Stewart's choice of the name Isherwood (or Ish as he calls him) for the main character is an anthropological reference to Ishi, a Yahi Indian (a subset of the Yana) who emerged from the California wilderness in 1911, only to discover that his people were all but extinct as he was the last member of his tribe. Stewart might also have been referring to the Hebrew word Ish, meaning "person or man."

The book follows Ish throughout his life, chronicling his attempts to rebuild human civilization with the few remaining plague survivors. Many of Ish's observations center on the effect humanity's absence has on the ecosystem. Though there are many short term effects (such as rapid increase and then precipitous decline in the rat population), in the long term, the Earth endures without the 'benefit' of human civilization. In the end, however, Ish finds that his fellow survivors don't share his interest in rebuilding civilization, and his small band of survivors (and succeeding generations born after the plague) seem to naturally return to a more primitive way of life.

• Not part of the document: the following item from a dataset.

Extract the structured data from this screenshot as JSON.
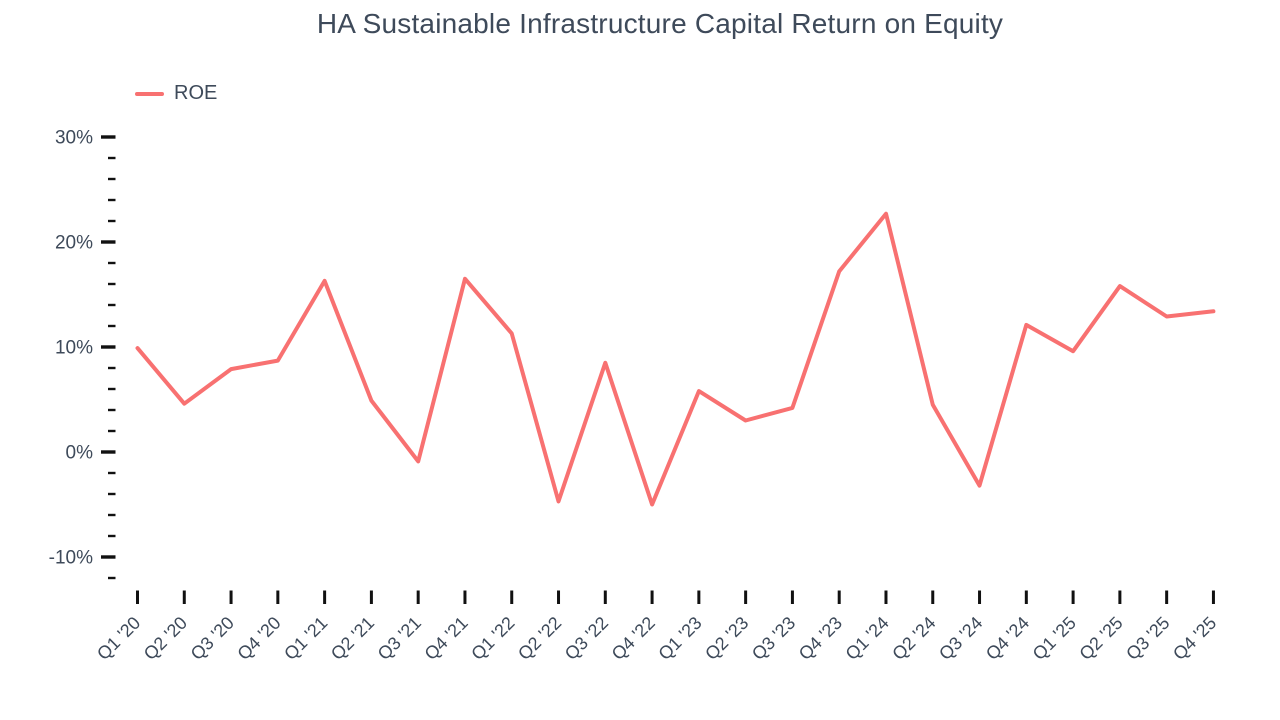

Just as the Native American Ishi left the wilderness to find that he was the last carrier of his tribe's culture, by the end of Earth Abides, the reader sees that Ish is the last carrier of American civilization - as Stewart refers to Ish as "the last American."

However, implicit in the story, is that civilisation will not have to restart from the beginning, but will be able to build on what has been left behind by the previous civilisation. For example, the hunters of Ish's tribe use sharpened coins to make arrowheads.

While the "post-apocalyptic" literary sub-genre of Science Fiction is now quite common, Earth Abides distinctly predates similar well-known novels including Pat Frank's Alas, Babylon, and William Brinkley's The Last Ship.

Though published more than half a century ago, Earth Abides is only moderately dated (such as a reference to Mercury dimes, for example). The book deals with such issues as race-relations, the purpose of education, and the nature of humanity.

Perhaps this book's most pronounced innovation is its avoidance of common post-apocalyptic conventions: you will not find biker gangs, roving bands, final confrontations between good and evil, a dynamic superhero that restores civilization with his iron will and fanatical followers, no indomitable enemy to fear and fight who resembles the hero, and there is not even a shortage of food, shelter, or supplies. In fact, the book is remarkably non-eventful for being such a fascinating read.

Essentially, the entire book reads like a "Dirge for the End of Society and Mankind's Supremacy." Along with Ish, we bear silent witness to a world decimated by plague, yet having left the (slowly decaying) infrastructure intact. Stewart spends a great amount of time talking about the emptiness and decay of the world: storm drains clogging, water seeping into houses and rotting the carpets, termites collapsing houses over the work of decades, dust settling into the corners of the Golden Gate Bridge (and grass growing there), and the work of rain and frost on the Northeast roads.

This is a very different read from the typical post-apocalyptic fare. It carries neither the action-adventure slapdash of Mad Max, the survivor-styled machinations of "Alas, Babylon" nor the dystopia of Margaret Atwood's "Oryx and Crake" (and its ilk); there is neither the "final clash between Good and Evil" of "The Stand" nor the despairing nuclear fearmongering of Nevil Shute's "On the Beach."

In fact, this book stands largely on its own, perhaps only comparable to Mary Shelley's "The Last Man" or Jack London's "The Scarlet Plague," though such a comparison bears further examination.